Background
In order to avoid long Java garbage collection pauses and avoid memory fragmentation Accumulo long ago resorted to using off heap memory to store and sort incoming data. This was accomplished using JNI and C++ STL maps with custom allocators.The main reason long GC pauses must be avoided is that it can cause Accumulo server processes to lose their lock in zookeeper and shut down. A secondary reason to avoid GC pauses is to keep the system responsive to queries.
With the release of the new G1 garbage collector in Java 7, I wanted to see how Accumulo performed storing and sorting its incoming data on the Java heap. This is accomplished by setting tserver.memory.maps.native.enabled to false.
Test Environment
I ran a set of experiments on a single node Accumulo instance to get a sense of how well G1 would work with the following environment.Variable | Value |
---|---|
Accumulo version | 1.5.0-SNAPSHOT circa 10/28 |
Java version | 7u9 |
Hadoop verions | 1.0.3 |
OS | RHEL 6 |
Compression | snappy |
Java GC options | -XX:+PrintCommandLineFlags -XX:+PrintGCDetails -XX:+UseG1GC |
# tablets | 64 |
Continuous ingest, an Accumulo test suite, was used to generate key value pairs for this experiment. Two continuous ingest processes were run for each test.
Test Results
Below are the results of running the test. A rate of zero means the test did not complete because a long Java GC pause caused the tablet server to die. No swapping occurred during these test.Map Memory | Java Heap | Native map | Ingest | Rate | Max Pause |
---|---|---|---|---|---|
6G | 1G | TRUE | 100M | 247,787 | 0.77s |
6G | 1G | TRUE | 202M | 232,894 | 0.98s |
2G | 1G | TRUE | 202M | 232,221 | 1.46s |
2G | 1G | TRUE | 100M | 230,562 | 0.08s |
2G | 6G | FALSE | 100M | 144,916 | 3.84s |
6G | 12G | FALSE | 100M | 144,790 | 10s |
2G | 6G | FALSE | 202M | 142,650 | 4.8s |
6G | 12G | FALSE | 202M | 141,658 | 10.54s |
6G | 8G | FALSE | 100M | 0 | > 30s |
2G | 4G | FALSE | 100M | 0 | > 30s |
Conclusion
From the test results two things are apparent. First the native C++ map is faster. Second, if the difference between the Java Heap size and the amount of memory Accumulo uses is too small then a long pause occurs. For example when the Java heap was 8G and Accumulo used 6G for ingest, the test failed.
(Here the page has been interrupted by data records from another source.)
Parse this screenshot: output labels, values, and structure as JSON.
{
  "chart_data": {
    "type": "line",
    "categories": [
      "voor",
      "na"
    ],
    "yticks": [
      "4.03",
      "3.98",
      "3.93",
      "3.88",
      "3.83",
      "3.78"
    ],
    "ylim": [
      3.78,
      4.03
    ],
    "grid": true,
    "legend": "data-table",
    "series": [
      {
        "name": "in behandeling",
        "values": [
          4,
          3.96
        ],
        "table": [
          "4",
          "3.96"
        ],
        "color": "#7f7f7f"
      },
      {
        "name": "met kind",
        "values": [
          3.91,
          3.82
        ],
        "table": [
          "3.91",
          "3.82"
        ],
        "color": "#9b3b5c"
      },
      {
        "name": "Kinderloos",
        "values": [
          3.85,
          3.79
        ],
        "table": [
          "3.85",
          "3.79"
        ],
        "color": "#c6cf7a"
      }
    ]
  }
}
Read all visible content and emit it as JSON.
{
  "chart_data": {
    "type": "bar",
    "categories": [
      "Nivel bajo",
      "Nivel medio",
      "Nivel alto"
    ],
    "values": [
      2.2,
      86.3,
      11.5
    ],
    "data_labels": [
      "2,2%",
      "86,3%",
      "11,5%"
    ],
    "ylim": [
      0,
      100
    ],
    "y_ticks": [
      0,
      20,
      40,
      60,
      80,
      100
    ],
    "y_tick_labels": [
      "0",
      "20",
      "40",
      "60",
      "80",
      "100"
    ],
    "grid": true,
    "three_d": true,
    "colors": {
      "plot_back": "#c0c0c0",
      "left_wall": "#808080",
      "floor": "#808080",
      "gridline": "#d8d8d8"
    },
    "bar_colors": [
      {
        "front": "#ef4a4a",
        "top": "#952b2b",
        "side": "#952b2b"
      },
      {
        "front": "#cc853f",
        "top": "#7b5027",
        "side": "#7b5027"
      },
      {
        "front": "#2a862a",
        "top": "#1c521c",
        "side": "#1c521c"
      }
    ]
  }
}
I think the failures occurred because there were no good G1 heap regions to collect. All test had 64 tablets. Continuous ingest generates uniform data that spreads evenly across all tablets. Since writes continually go to all tablets, each G1 heap region will have data for each tablet. When one tablet is minor compacted this frees a little bit of memory in each heap region. When Java attempts to free memory there are a lot of heap regions with a little bit of free memory. Therefore G1 is forced to pick a set of these and copy live objects to newer heap regions. I suspect its this copying that eventually takes too long and causes a long pause.
In the cases where G1 did not fail the Java heap was much larger than the memory Accumulo used to store incoming data. In this case, I think there were older heap regions that were mostly free and quickly collected. With more memory, as maps are compacted older heap regions have less live objects.
So it seems Accumulo can be made to work with G1, but its slower and uses more memory.